The commissioners found themselves in an extremely difficult position, since they depended on the support of the black insurgents, and the Spanish were making attractive offers of emancipation if the slaves came over to their side.
On 21 June 1793 they proclaimed that all blacks who would fight for them against the Spanish and other enemies would be given their freedom. (Note: Other sources give the date of the momentous proclamation giving freedom to slaves who fought for the Republic as 20 June 1793.)
This policy revived an edict the king had issued in 1784 but that had not been implemented due to resistance from the planters.
The proclamation of 21 June turned out to be the turning point in the struggle, and in the broader movement to emancipate the slaves.
In a council of war on 22 June 1793 Galbaud decided to destroy the guns of all the batteries that could harm the fleet, thus destroying the city's defenses against a potential invasion by sea.
It was then decided that the whole fleet would sail to the United States, and from there to France.

The freed insurgents joined the white and mulatto forces loyal to the commissioners and drove the sailors out of the arsenal and the city on 22–23 June.
Most of Cap Francais had been burned down by 23 June 1793.
Galbaud fled to Baltimore in a fleet of 120 ships carrying 10,000 refugees.
The fleet left for the United States on 24–25 June.
That night Rear Admiral Joseph de Cambis regained authority over the crew of the Jupiter, where Galbaud had taken refuge, and arrested Galbaud.

However, soon after reaching the United States, Galbaud managed to get the crew to again revolt against Cambis, who had to leave the ship and take refuge at the French consulate.
The civil commissioners returned to Cap-Français on 4 July 1793, where they removed disloyal officials from office and replaced them by reliable men.
On 10 July 1793 they wrote to the National Convention describing what had happened, and how Galbaud had left the northern province defenseless.
Galbaud and his fellow "agitators" were accused of allying themselves "during the federalist period, with all of the colonists, or aristocratic and royalist merchants, in our principal commercial cities."
On 29 August and 31 October 1793 Sonthonax and Polverel issued decrees that emancipated all slaves in the northern and southern provinces respectively.

==Later career==

When Galbaud reached Paris in the spring of 1794 he was at once thrown into Abbaye prison under suspicion of being a royalist.
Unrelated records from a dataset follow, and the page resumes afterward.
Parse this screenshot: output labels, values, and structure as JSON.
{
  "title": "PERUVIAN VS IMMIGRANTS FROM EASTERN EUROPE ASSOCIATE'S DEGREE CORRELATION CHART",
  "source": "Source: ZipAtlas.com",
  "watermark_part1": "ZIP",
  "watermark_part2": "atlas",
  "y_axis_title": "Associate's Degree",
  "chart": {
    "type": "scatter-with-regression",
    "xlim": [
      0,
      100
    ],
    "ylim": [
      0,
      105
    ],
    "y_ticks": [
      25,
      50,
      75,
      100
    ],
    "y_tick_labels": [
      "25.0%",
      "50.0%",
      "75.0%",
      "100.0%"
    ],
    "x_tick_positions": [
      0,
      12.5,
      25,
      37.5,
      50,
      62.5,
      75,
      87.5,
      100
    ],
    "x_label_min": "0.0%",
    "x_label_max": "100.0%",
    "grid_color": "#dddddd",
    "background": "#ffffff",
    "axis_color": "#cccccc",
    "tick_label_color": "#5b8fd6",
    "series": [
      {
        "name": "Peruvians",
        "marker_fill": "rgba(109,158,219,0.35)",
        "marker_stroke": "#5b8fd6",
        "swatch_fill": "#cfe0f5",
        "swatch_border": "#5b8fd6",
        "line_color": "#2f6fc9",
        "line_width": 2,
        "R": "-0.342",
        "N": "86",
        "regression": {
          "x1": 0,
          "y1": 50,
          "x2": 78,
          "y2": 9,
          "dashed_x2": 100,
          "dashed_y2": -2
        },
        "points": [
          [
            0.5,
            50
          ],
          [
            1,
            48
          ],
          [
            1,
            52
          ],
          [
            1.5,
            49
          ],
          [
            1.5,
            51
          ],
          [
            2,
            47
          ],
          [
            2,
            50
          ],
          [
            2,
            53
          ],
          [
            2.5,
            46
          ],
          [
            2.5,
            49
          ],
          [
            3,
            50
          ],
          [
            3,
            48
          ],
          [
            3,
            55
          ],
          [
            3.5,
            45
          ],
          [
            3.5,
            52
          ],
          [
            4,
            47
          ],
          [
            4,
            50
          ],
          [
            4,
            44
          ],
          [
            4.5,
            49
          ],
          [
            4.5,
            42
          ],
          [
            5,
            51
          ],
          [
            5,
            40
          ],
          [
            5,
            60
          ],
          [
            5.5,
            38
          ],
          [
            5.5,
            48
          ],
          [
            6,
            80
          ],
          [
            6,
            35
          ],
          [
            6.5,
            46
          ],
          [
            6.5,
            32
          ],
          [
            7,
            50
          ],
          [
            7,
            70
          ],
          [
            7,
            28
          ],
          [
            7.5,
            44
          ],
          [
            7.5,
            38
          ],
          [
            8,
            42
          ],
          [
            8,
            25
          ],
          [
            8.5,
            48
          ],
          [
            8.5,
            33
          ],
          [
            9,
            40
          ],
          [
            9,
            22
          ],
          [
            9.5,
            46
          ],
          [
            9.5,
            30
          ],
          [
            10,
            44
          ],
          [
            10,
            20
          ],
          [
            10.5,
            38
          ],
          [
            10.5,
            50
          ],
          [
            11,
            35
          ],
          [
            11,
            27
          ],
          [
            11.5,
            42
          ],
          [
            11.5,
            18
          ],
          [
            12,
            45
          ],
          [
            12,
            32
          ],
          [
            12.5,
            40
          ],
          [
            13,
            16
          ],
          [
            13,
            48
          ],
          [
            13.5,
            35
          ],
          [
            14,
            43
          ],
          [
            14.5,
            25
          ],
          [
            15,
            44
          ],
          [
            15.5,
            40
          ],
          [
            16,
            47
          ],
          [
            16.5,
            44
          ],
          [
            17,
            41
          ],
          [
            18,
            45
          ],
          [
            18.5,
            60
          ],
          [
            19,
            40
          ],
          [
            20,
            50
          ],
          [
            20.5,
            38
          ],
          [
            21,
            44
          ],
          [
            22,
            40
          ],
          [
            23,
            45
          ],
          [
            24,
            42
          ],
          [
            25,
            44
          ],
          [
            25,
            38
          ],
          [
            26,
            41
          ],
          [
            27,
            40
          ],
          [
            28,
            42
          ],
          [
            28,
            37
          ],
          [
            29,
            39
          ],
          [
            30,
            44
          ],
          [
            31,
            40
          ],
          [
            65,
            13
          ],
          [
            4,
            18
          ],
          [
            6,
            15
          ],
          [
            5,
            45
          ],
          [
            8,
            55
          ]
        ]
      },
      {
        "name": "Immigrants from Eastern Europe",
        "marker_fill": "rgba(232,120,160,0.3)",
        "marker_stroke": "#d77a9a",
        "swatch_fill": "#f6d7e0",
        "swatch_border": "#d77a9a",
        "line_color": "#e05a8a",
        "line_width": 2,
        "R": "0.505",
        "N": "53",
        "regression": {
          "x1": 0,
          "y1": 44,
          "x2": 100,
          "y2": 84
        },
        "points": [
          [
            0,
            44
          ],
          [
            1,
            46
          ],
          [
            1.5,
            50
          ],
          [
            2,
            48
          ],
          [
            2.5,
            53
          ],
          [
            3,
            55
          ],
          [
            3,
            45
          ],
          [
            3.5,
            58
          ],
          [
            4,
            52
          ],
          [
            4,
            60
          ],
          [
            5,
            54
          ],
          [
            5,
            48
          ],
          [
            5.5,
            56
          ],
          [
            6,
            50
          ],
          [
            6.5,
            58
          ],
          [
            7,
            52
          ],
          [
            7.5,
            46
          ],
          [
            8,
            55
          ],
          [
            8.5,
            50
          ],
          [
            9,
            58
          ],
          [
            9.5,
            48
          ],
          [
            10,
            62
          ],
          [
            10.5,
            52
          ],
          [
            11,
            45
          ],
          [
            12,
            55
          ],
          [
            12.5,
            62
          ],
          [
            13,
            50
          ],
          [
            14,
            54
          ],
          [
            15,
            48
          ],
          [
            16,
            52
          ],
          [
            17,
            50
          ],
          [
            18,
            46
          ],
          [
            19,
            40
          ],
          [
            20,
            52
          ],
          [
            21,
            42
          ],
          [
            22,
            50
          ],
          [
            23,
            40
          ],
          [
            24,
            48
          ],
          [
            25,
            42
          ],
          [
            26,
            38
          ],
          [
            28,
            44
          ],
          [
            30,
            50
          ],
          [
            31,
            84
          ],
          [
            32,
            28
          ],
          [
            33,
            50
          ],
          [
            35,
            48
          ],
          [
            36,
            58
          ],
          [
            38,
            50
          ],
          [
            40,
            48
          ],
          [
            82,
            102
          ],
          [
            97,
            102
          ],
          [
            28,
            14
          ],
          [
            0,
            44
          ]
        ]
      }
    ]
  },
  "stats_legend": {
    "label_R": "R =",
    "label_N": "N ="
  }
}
His wife was active in working for his release, and he was given parole after eight months. He could not rejoin the French army, but found work in the office of the Committee of Public Safety. A month after Napoleon's coup of 18 Brumaire on 9 November 1799 he rejoined the army, and was sent to French-occupied Egypt accompanied by his wife. He arrived in Egypt in 1800 at the rank of brigadier-general. Galbaud died of the plague on 21 April 1801 in Cairo.